Hassan Hajjaj: The Path presents a unique and timely consideration of culture and identity in the modern, globalised world. Curated by Ekow Eshun, The Path features new works from Hajjaj’s celebrated My Rock Stars series; a new collection of previously unseen travel photographs, In Between; new works from the Dakka Marrakchia series and a site-specific installation called Le Salon.
Hajjaj’s work is characterised by an exuberant melee of colours, patterns, appropriated brand logos and everyday objects, such as the Sprite cans and tomato tins he works into his picture frames. Taking a view through an international lens, Hajjaj uses photography to present a unique and timely consideration of culture and identity in the modern, globalised world.
In the photography series Dakka Marrakchia, women pose like fashion models on the streets and rooftops of Marrakech while dressed in camouflage pattern kaftans and luxury print face veils. The portraits offer Hassan’s perception of Muslim women as dynamic and empowered.
The Path confronts Hajjaj’s dual-identity through the bold use of colour, shape and pattern. The exhibition title references Hajjaj’s personal journey from his birthplace in Larache, Morocco, to London, UK and beyond, into his experience working around the world. The showcase draws inspiration from the album The Path by the jazz-fusion musician Ralph MacDonald, which pays artistic testament to the diasporic scattering of people of African descent around the globe, a common theme in Hajjaj’s practice.
Much of Hajjaj’s work focuses on figures whose family origins mostly lie abroad, in Africa, the Caribbean, the Middle East or elsewhere. Through this theme, Hajjaj conjures a vision of a society united, not divided, by difference. At a time of major conflict within Britain, Hajjaj’s portraits make an urgent, timely case in favour of hybridity and multiculturalism.
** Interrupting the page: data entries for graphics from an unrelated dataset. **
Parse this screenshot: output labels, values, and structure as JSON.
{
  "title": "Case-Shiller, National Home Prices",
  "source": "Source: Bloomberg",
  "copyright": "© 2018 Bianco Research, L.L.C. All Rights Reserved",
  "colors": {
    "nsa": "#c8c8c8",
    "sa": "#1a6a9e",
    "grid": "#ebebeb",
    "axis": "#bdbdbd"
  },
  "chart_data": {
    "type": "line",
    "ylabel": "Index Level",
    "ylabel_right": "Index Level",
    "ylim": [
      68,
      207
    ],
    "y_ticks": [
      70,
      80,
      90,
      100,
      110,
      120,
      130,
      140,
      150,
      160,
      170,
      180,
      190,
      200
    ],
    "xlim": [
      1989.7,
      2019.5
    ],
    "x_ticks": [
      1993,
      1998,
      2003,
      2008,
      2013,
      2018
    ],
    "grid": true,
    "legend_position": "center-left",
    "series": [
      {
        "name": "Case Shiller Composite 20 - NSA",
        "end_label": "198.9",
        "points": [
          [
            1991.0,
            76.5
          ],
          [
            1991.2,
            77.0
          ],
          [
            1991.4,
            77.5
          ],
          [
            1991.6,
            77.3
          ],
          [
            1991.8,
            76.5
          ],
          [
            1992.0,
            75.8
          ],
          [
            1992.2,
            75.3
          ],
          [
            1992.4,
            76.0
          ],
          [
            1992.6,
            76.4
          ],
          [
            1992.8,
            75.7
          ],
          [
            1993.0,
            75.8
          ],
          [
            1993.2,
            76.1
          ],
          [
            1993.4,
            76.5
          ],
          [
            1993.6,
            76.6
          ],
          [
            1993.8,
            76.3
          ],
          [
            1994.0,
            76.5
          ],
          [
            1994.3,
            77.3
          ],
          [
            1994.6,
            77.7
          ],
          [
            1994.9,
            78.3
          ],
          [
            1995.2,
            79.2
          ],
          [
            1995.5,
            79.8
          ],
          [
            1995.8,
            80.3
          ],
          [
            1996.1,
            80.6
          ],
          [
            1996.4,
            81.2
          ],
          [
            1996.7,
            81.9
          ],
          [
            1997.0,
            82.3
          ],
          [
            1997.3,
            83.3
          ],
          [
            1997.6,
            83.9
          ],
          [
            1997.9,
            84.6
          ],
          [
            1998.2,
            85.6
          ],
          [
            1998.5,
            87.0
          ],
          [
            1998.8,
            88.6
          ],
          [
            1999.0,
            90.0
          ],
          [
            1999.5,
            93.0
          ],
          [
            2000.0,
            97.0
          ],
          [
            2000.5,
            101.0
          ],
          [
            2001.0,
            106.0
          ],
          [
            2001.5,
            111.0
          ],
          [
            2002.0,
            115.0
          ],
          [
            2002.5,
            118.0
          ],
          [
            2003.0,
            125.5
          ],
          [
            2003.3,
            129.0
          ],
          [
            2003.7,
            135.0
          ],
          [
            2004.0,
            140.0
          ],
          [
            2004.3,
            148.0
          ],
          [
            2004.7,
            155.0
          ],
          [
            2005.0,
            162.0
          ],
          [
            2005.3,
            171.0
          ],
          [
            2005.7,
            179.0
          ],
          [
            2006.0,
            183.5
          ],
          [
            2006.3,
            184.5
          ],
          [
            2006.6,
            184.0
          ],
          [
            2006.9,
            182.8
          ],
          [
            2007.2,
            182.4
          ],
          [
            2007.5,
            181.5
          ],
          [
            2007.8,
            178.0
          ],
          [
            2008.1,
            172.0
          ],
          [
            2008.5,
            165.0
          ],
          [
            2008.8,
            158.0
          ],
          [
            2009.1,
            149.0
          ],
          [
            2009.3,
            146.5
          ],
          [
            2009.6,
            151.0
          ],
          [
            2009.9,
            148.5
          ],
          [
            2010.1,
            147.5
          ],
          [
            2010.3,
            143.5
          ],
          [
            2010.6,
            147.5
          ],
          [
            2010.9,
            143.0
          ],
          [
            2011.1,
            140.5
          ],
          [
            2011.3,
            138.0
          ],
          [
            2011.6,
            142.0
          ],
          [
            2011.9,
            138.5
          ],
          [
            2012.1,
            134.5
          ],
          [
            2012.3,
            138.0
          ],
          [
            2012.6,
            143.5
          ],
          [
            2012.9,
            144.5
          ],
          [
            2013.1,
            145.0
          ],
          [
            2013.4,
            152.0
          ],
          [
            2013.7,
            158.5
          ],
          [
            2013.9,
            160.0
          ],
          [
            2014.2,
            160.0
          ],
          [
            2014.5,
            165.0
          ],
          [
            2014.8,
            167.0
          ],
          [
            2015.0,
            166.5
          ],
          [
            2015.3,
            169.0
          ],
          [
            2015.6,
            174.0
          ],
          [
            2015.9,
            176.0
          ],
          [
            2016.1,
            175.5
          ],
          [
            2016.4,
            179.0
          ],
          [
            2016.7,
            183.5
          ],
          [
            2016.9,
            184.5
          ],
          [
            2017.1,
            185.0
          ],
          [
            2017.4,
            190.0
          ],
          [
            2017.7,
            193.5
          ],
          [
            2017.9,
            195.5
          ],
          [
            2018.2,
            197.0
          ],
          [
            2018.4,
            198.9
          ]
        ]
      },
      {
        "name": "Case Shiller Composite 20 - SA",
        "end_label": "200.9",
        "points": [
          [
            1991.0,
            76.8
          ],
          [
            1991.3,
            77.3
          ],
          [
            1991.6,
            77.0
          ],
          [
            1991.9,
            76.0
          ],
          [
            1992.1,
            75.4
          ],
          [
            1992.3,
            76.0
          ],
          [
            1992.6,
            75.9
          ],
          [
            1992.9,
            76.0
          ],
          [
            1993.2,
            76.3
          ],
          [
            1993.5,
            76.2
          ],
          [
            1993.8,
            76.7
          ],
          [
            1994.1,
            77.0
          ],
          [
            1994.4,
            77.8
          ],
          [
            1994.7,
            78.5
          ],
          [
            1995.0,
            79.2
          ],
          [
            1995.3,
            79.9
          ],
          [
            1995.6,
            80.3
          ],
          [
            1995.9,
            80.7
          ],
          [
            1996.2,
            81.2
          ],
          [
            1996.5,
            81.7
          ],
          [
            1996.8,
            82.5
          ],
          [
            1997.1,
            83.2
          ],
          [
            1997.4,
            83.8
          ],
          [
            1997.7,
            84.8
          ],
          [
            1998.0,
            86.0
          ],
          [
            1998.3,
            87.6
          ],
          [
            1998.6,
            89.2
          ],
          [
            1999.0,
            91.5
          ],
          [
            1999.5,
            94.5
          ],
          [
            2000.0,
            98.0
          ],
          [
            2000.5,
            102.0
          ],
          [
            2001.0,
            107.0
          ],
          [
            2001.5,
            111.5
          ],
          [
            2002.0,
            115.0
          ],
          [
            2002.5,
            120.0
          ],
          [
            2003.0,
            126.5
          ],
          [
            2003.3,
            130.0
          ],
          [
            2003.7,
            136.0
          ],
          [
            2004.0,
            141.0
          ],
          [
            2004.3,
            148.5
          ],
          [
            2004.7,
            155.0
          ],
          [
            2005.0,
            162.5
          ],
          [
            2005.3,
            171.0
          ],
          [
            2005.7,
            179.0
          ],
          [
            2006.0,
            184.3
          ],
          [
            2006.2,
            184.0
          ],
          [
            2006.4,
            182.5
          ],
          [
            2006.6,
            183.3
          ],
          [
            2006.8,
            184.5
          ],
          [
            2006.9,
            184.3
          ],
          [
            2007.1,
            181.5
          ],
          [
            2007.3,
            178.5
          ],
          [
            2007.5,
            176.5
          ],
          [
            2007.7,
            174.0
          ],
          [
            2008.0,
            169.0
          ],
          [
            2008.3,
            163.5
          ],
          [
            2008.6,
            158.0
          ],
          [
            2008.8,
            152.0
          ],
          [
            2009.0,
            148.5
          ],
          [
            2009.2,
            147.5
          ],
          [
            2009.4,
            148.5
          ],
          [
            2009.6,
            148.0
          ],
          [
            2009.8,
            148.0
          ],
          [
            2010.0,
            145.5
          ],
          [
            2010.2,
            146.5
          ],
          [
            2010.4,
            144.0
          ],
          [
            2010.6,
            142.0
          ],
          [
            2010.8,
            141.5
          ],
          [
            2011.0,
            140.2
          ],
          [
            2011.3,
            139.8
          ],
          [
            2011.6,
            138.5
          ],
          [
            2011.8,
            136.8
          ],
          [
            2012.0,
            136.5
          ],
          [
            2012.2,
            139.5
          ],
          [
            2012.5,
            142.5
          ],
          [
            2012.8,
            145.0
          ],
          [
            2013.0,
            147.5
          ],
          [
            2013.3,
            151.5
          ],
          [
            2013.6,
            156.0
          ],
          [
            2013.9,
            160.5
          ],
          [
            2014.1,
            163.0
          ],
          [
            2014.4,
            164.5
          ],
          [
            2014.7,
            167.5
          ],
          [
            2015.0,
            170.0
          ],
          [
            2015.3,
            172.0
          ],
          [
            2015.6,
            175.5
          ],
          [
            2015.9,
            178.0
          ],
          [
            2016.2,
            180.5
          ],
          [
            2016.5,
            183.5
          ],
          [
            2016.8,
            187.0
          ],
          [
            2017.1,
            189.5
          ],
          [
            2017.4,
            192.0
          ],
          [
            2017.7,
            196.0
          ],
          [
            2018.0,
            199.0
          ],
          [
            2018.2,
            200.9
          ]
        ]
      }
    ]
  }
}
In his images, cultural identity is seen as fluid and multiple rather than fixed and singular.
At NAE Hajjaj turns his focus to British personalities, concentrating primarily on figures such as the painter Lynette Yiadom-Boakye, jazz musician Kamaal Williams and the shoe designer Marc Hare. As always, his subjects hail from a range of cultural backgrounds creating, in composite, a portrait of Britain at its most dynamically diverse.
For the first time in the UK, Hajjaj will show Between, a selection of his photography that focuses on landscape, place and sensibility, rather than portraiture. Reflecting the artist’s travels in Africa and the Middle East, the photographs reveal Hajjaj in a new light, as a photographer concerned with the intimacies of everyday life as well as the performed presentation of the self. Hajjaj shifts the focus away from a narrative that positions the ordinary people of the developing world as extras in the drama of globalisation – as refugees, migrants and dollar-a-day strugglers. In Hajjaj’s portraits they are not figures on the margins. They are no less than rock stars in the waiting.